The reaction between silver nitrate (AgNO₃) and chloride ions (Cl⁻) produces silver chloride (AgCl) as a precipitate:

AgNO₃(aq) + Cl⁻(aq) → AgCl(s) + NO₃⁻(aq)

2. Calculate the moles of silver nitrate:

Molarity (M) = moles (mol) / volume (L)

moles (mol) = Molarity (M) * volume (L)

moles of AgNO₃ = 0.141 M * 1.85 L = 0.26065 mol

3. Determine the limiting reactant:

Since the problem provides the amount of silver nitrate, we assume it's the limiting reactant. This means that the amount of silver chloride produced will be determined by the amount of silver nitrate present.

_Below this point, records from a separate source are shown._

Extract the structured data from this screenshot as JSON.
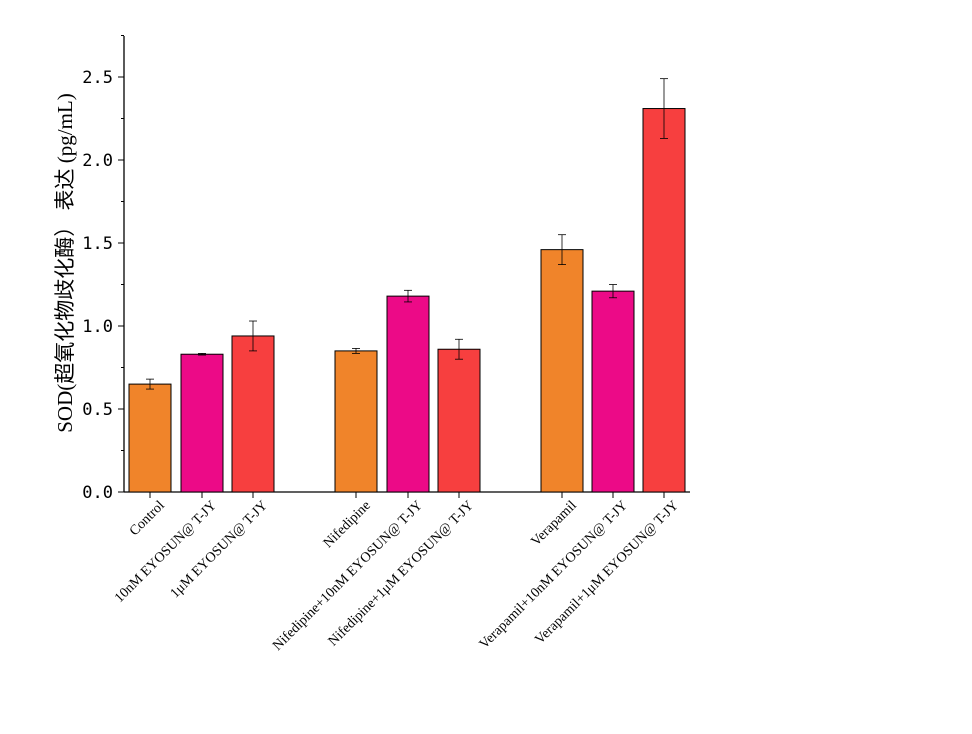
{
  "chart_data": {
    "type": "bar",
    "title": "",
    "xlabel": "",
    "ylabel": "SOD(超氧化物歧化酶） 表达 (pg/mL)",
    "ylim": [
      0,
      2.75
    ],
    "yticks": [
      "0.0",
      "0.5",
      "1.0",
      "1.5",
      "2.0",
      "2.5"
    ],
    "ytick_values": [
      0,
      0.5,
      1.0,
      1.5,
      2.0,
      2.5
    ],
    "grid": false,
    "categories": [
      "Control",
      "10nM EYOSUN@ T-JY",
      "1μM EYOSUN@ T-JY",
      "Nifedipine",
      "Nifedipine+10nM EYOSUN@ T-JY",
      "Nifedipine+1μM EYOSUN@ T-JY",
      "Verapamil",
      "Verapamil+10nM EYOSUN@ T-JY",
      "Verapamil+1μM EYOSUN@ T-JY"
    ],
    "values": [
      0.65,
      0.83,
      0.94,
      0.85,
      1.18,
      0.86,
      1.46,
      1.21,
      2.31
    ],
    "errors": [
      0.03,
      0.005,
      0.09,
      0.015,
      0.035,
      0.06,
      0.09,
      0.04,
      0.18
    ],
    "colors": [
      "#F0842A",
      "#EC0A87",
      "#F73F3F",
      "#F0842A",
      "#EC0A87",
      "#F73F3F",
      "#F0842A",
      "#EC0A87",
      "#F73F3F"
    ]
  }
}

4. Use the mole ratio to find moles of silver chloride:

From the balanced equation, 1 mole of AgNO₃ produces 1 mole of AgCl. Therefore:

moles of AgCl = moles of AgNO₃ = 0.26065 mol

5. Calculate the mass of silver chloride:

mass (g) = moles (mol) * molar mass (g/mol)

molar mass of AgCl = 107.87 g/mol (Ag) + 35.45 g/mol (Cl) = 143.32 g/mol

mass of AgCl = 0.26065 mol * 143.32 g/mol = 37.3 g

Therefore, 37.3 grams of silver chloride can be produced from 1.85 L of a 0.141 M silver nitrate solution.